Je retiens quelques points de cette péricope (extrait biblique):
- L'écoute de l'Esprit, le discernement.
- La rencontre de l'autre sur son terrain à lui.
- L'ouverture de l'Écriture sur ce qui intéresse l'autre (et non ce qui m'intéresse, moi).
- L'offre d'un sacrement quand il est désiré et que l'occasion s'y prête.
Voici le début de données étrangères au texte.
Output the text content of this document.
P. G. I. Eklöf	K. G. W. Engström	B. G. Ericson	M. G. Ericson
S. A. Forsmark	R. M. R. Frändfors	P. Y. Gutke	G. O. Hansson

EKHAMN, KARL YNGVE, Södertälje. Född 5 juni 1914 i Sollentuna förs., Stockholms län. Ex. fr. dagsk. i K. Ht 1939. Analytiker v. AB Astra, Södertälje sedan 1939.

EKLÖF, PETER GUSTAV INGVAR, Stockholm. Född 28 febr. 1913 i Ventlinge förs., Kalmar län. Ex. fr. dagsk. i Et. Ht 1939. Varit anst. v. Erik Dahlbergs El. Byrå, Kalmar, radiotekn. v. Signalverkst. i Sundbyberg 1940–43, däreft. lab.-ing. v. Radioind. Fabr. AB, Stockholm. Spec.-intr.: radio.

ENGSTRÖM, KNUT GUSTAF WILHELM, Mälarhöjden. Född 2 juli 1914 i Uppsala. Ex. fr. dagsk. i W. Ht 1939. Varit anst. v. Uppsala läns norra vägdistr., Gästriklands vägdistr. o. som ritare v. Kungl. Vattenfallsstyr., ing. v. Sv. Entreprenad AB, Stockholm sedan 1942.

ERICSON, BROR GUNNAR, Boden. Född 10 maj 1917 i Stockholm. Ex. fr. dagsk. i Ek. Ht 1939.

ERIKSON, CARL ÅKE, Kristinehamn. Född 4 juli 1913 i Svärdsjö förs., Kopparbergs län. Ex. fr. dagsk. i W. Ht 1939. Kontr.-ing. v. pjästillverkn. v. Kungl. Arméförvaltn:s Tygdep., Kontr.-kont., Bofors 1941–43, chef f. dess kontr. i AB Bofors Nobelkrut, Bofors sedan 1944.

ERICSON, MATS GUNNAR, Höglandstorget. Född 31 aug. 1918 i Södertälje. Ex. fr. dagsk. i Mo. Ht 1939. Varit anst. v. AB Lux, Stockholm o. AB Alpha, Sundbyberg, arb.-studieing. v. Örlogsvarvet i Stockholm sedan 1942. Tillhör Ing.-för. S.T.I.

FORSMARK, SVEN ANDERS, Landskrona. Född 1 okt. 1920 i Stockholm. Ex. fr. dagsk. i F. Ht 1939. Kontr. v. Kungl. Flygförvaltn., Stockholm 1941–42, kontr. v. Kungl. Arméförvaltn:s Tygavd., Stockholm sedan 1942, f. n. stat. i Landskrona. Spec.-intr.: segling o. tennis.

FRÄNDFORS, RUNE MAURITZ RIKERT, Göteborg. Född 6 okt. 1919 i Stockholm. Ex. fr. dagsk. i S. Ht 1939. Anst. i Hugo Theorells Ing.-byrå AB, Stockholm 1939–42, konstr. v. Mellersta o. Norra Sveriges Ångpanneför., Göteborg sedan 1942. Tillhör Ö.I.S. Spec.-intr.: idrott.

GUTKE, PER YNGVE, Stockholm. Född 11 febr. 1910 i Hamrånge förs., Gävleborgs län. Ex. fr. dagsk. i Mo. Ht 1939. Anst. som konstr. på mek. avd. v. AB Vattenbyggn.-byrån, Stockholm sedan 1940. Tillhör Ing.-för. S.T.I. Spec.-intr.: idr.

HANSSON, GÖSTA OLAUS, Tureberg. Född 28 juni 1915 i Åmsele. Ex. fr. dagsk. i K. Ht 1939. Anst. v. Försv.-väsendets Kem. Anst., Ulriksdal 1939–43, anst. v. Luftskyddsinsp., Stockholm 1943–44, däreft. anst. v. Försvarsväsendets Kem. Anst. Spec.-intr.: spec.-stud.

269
- La profession de foi, simple, réelle.
- Vivre le sacrement avec l'autre, me mouiller moi aussi.
- Aller ailleurs (je n'ai pas le monopole du cheminement de cette personne; nous nous retrouverons sûrement car nous sommes maintenant liés mais elle en rencontrera d'autres aussi, c'est l'Esprit qui a le monopole et qui s'assure de la suite de son cheminement, pas moi).
- L'autre poursuit sa vie dans la joie.
On pourrait faire toute une retraite sur cette péricope!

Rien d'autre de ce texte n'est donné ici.